Mówił, że Steam umiera “Nie miałem racji!”. Borderlands 4 dowodem
Często jest tak, że pojedyncze ogłoszenie sprawia, iż niektórzy sięgają po bardzo skrajne twierdzenia i wnioski. Tak było kilka lat temu, gdy dyrektor generalny Gearbox, Randy Pitchford przewidywał rychły upadek Steam. Deweloper nawiązał wówczas współpracę z Epic Games Store. Wszystko się jednak zmieniło w momencie ogłoszenia Borderlands 4 na platformie Valve…
Borderlands 4 na Steam, wszystko wraca do normy
Upadek Steam przewidywano już chyba wiele razy. Wraz z pojawianiem się konkurencji niektórzy uznawali, że teraz to już na pewno Valve się oberwie. Tak było choćby przy okazji premiery Borderlands 3. Gra trafiła na pecety ekskluzywnie na Epic Games Store, co komentował dyrektor generalny Gearbox, Randy Pitchford. Przewidywał on, że to już koniec Steama i powoli zmierzamy do przetasowania na pecetowym rynku. Okazuje się, że mocno się pomylił – a nawet przyznał do błędu.

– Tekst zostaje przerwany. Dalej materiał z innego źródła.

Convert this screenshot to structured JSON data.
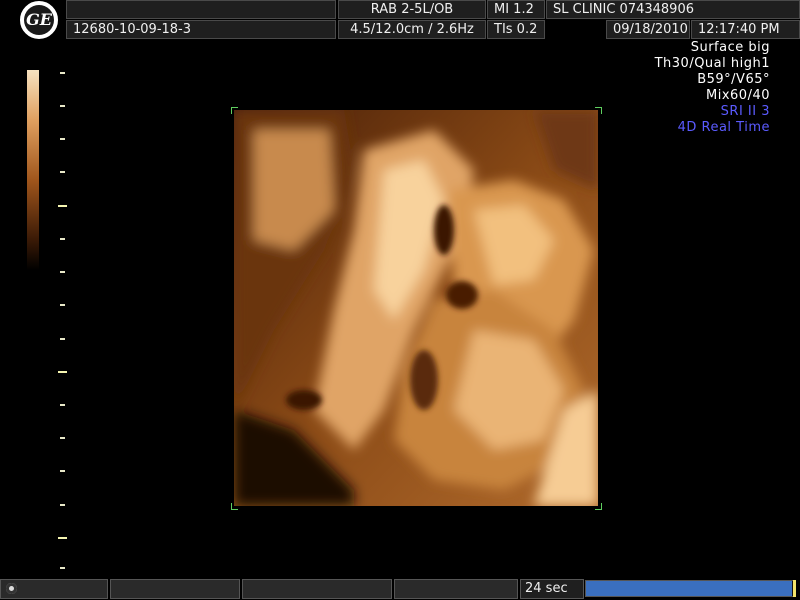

Wszystko zmieniło się w momencie ogłoszenia Borderlands 4. Wiemy już, że na pecetach do zagrania niezbędny będzie Steam. Wychodzi na to, ze gigant wciąż pozostaje niezmienny od lat.
Zobacz też: Aby Mafia: The Old Country mogła się udać, twórcy muszą spełnić tylko jeden warunek
Gdyby Epic skutecznie wykorzystał swoją przewagę, umieranie Steama mogłoby mieć miejsce. Ale Epic tego nie zrobił. Więc, jak wiadomo, Steam robi bardzo niewiele, aby zarobić na tak ogromną część, jaką bierze, i kontynuuje swój efektywny monopol na Zachodzie, podczas gdy potencjalni konkurenci z modelami znacznie bardziej przyjaznymi dla deweloperów nadal strzelają sobie w stopę.
Randy Pitchford
Nie obyło się jednak bez krytyki dominującej platformy. Zdaniem Pitchforda, Valve robi bardzo mało, jak na to ile pieniędzy bierze od twórców. Z drugiej strony żadna konkurencyjna strona nie postanowiła wykorzystać tej sytuacji. Jasne, próbował Epic, ale ewidentnie mu to nie wyszło…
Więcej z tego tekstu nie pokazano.